PRE2017 3 Groep7
In the U.S., it is estimated that one in every 190 people have suffered from limb loss.. This shows the importance and opportunity of prosthetics. For all these people, part of their old functions can be regained with the use of a prosthetic limb. While technology evolves, the prosthetics are able to perform more functions and are easier to handle. Where old prosthetics are mostly body-powered, they are now myoelectric or even robotic. These robotic prosthetics should eventually be able to mimic all old functions of the lost limb.
One of the challenges in the field is the hand. Especially the wrist is difficult. This joint creates a lot of movement, working with the forearm. To make a joint with as much movement as the wrist and the same power, has proven to be a difficult task. How can one design a full flexible wrist, while also giving it enough strength to lift objects? That will be one of the main questions during this project.
Another big challenge is how to control the prosthetic. Some of the newer, robotic limbs can actually work with the nerve system or the brain. This still proves difficult, since the user will need to learn to use the prosthetic in a natural way and some limbs, like the arm, have many different degrees of freedom to take into account. However, machine learning might prove a way for the prosthetic and the user to meet halfway: the user has to adjust to the prosthetic, and the prosthetic will learn how the user behaves. How do these algorithms work and what could it mean for the industry? By making our own algorithm, we will try to find out whether this might be a breakthrough for prosthetic use.
USE: It is important to look at the user aspects of wrist prostheses. For this there will be looked at the end users, society and enterprise.

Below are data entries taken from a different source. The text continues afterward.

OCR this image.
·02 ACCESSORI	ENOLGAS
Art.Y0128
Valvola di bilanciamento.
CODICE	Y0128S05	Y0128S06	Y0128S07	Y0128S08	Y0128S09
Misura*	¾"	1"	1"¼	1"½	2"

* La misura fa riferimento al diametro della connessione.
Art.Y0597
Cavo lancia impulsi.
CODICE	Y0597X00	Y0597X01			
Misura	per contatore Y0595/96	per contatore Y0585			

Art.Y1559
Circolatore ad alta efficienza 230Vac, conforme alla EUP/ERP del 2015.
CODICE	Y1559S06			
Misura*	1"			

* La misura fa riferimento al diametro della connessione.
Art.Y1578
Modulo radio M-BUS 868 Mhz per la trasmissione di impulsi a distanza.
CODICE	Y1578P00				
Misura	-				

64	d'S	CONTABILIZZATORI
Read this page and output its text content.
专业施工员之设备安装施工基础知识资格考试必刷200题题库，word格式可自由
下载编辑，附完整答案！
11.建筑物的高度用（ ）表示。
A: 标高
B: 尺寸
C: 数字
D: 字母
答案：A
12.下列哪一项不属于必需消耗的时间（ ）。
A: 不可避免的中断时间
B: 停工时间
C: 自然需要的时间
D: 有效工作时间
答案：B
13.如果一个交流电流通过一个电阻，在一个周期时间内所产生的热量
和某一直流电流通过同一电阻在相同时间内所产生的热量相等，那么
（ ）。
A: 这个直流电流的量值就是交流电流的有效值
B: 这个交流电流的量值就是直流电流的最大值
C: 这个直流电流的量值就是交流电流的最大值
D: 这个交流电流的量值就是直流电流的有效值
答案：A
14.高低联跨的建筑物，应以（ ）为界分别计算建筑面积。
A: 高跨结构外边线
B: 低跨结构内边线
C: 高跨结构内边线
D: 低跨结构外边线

Users: The users of a hand prothesis will be people who have somehow lost their hand or arm entirely. Their current way of living would be improved by giving them the possibility to use their prosthesis to pick up objects, which would also help them with basic uses of the hand. Further development could lead to even more possibilities such as catching objects or typing. This would greatly improve the quality of life for these people.
The preferences of the users would of course be a full-fuctioning arm and hand with perhaps even additional functions. The question is whether or not this is desirable, since if a prosthetic hand is more useful than u human one it could incentivise people to have a prostetic hand even if their current hand is still functioning.
Society: A hand prothesis will allow people who lose their arm or hand to more easily rehabilitate to their normal lives and jobs.
Enterprise: The enterprise will be able to sell prostheses.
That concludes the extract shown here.